Every security scan ends the same way: a wall of findings — often hundreds, many of them "Critical" — and no reliable way to know which ones actually matter. So teams either fix everything (slow) or triage by CVSS score (misses the point).

GitLab already ships reachability analysis, but it stops at the package boundary: it tells you a vulnerable dependency is imported, and when a direct dependency is marked "in use," every transitive dependency under it inherits that label. You never see the actual call path.

But the one signal that separates exploitable from theoretical — the path from a public entry point to the vulnerable function — is exactly what a code graph can compute and a scanner cannot. When GitLab Orbit (the Knowledge Graph) put a real call graph one query away, the missing piece was there. PathGuard fills the gap: not package-level, but function-level, path-level reachability.

What it does

For every security finding on a merge request, PathGuard:

  1. Locates the vulnerable function inside GitLab Orbit's call graph.
  2. Walks the CALLS edges backward from that sink to see whether any public entry point — an HTTP route, an API handler, a CLI command — can actually reach it.
  3. Emits the exact entry-point → … → sink path when one exists, ranked by exploitability.
  4. Posts a single, ranked note on the merge request — a wall of hundreds re-ranked down to the handful that are genuinely reachable from outside, each with its path and owner.

In the bundled demo, a scanner reports four findings — two of them Critical. PathGuard shows that only one is actually reachable from the internet (a SQL injection via GET /users/<id> → get_user → build_user_query → execute_raw_sql). The other Critical — a command injection — sits in dead code and is filtered out. Severity alone would tell you to fix both; reachability tells you which one can actually hurt someone today.

It ships two ways: a CLI (pathguard demo / pathguard triage) and a published GitLab AI Catalog flow + skill any team can enable to run on every merge request.

How we built it

  • A dependency-free Python engine (standard library only): a normalized code-graph model, the entry-point model, a backward breadth-first reachability search, a GitLab SAST/SBOM findings loader, exploitability ranking, a Markdown report renderer, and an MR poster.
  • GraphSource adapters behind one interface — Orbit Local (DuckDB), Orbit Remote, and a JSON fixture — so the engine never depends on a backend and the demo runs with zero setup.
  • An entry-point model, because Orbit has Definition nodes and CALLS edges but does not label routes/handlers/CLI commands.
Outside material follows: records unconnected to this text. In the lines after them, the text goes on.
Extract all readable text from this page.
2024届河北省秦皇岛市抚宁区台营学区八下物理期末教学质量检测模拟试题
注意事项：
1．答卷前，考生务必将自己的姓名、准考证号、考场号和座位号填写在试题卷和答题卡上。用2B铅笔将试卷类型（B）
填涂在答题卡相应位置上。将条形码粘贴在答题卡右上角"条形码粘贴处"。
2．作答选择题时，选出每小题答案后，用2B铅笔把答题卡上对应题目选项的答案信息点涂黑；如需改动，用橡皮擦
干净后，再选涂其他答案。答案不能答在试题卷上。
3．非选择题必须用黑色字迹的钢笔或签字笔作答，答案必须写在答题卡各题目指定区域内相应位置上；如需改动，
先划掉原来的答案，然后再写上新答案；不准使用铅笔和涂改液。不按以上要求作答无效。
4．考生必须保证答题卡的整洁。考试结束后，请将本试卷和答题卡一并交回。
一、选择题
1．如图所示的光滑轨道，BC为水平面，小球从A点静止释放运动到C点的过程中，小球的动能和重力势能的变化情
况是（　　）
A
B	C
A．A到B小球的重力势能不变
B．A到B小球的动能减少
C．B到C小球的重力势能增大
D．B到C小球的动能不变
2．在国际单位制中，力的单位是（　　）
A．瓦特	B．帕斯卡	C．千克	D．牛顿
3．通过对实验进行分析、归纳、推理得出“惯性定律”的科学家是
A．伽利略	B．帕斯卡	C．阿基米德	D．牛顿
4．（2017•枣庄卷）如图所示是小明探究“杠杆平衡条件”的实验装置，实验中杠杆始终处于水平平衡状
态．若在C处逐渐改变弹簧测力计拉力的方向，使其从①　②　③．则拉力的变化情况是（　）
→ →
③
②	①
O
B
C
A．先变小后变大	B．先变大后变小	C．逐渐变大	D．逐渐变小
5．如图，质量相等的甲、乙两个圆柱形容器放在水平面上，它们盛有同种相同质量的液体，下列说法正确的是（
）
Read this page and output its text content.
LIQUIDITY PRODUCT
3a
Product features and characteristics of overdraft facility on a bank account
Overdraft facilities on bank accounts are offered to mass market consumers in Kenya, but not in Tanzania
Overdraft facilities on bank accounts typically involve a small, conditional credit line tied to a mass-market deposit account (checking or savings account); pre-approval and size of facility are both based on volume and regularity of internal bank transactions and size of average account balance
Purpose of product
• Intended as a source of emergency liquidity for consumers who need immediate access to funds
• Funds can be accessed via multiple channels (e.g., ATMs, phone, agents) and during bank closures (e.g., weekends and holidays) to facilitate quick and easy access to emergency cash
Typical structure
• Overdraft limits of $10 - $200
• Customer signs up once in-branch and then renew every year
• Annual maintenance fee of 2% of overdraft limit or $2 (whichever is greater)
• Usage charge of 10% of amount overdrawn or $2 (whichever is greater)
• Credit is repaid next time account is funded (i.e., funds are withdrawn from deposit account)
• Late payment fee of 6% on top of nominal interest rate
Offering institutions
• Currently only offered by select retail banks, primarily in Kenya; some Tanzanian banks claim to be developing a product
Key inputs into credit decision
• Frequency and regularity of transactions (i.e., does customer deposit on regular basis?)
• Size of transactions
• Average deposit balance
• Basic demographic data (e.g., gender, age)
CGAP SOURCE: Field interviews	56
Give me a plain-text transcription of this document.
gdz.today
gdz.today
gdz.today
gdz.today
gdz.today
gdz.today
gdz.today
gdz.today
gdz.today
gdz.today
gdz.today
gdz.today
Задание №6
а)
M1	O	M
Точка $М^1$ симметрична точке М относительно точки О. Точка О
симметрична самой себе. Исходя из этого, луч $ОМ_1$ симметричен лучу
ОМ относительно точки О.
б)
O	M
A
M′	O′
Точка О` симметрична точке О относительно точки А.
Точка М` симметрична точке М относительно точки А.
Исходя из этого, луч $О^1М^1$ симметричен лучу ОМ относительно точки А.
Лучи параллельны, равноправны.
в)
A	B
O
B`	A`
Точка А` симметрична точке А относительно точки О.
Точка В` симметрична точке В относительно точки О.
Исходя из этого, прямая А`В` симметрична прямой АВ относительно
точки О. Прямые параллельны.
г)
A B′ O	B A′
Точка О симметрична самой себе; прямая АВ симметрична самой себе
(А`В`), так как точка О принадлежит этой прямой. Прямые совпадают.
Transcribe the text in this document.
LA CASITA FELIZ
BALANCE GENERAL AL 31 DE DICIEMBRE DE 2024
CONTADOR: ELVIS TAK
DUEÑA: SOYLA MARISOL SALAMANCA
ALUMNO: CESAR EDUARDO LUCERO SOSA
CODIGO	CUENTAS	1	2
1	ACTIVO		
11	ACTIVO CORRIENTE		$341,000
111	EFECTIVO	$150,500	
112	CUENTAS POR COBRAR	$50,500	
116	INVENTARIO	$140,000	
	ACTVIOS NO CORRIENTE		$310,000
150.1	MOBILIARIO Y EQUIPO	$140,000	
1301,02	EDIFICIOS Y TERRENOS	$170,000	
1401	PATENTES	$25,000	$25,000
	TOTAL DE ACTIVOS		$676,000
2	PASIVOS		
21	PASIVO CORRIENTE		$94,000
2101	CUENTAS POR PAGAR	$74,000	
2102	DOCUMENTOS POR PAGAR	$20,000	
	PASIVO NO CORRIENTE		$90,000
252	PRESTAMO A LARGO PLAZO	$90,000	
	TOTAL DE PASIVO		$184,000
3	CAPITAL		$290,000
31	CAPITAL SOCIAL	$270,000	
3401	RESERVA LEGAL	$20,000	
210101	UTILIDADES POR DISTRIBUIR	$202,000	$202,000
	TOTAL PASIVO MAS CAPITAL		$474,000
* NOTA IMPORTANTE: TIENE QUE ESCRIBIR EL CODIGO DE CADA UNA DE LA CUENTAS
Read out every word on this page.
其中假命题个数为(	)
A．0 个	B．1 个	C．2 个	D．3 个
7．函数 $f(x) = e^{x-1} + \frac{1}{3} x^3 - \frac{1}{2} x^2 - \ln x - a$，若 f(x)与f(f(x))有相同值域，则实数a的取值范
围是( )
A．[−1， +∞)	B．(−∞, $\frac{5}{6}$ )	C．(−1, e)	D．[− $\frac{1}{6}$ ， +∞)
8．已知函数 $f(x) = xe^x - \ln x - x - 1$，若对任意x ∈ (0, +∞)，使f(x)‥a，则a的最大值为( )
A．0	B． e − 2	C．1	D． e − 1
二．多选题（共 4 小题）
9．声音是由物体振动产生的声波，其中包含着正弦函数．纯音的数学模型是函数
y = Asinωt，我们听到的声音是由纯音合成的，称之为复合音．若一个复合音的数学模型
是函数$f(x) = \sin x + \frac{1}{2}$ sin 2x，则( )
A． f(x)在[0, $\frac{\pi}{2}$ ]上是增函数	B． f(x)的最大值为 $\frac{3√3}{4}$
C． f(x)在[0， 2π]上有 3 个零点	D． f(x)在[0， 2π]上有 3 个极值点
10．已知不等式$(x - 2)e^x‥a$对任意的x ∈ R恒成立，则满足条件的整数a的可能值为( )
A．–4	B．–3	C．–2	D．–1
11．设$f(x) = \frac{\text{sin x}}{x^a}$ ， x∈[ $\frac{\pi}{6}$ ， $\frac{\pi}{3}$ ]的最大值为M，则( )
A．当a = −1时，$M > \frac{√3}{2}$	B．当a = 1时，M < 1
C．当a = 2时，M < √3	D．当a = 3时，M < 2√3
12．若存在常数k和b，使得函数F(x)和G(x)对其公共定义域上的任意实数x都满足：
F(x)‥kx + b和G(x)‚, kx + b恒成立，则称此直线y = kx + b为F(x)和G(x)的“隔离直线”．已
PathGuard supplies that (Flask, FastAPI, Spring, NestJS, Django REST, and conventional routes/controllers/views/urls modules).
  • A GitLab Duo flow and a skill published to the AI Catalog, plus a CI job that runs the triage on merge requests.
  • Verified end-to-end against real Orbit Local 0.78.0: index a repository, read the live DuckDB graph, and reproduce the exact result — packaged as a one-command script.
  • 56 tests (including a real DuckDB round-trip), ruff-clean, with CI.

Challenges we ran into

  • The platform's docs were thin in two specific places — the exact Orbit Local DuckDB schema and the Duo custom-flow YAML schema. I isolated each behind a single module so every gap was a one-file fix, never a redesign.
  • Orbit stores structure, not source text. My first decorator-detection approach read source from the graph — which doesn't exist on a real index. I fixed it by reading the indexed files from disk (the repo path comes from Orbit's manifest) and adding a file-stem heuristic so routes.py / views.py handlers are caught even without decorators.
  • The real schema differed from my first guesses (file_path, not primary_file_path; relationship_kind, not type). Indexing the demo app with real Orbit 0.78.0 and reading the live schema turned guesses into facts.
  • Publishing to the AI Catalog surfaced undocumented requirementsprompt_template must be a system/user dictionary and the flow block needs entry_point — which I resolved iteratively against the validator until it shipped as v1.0.0.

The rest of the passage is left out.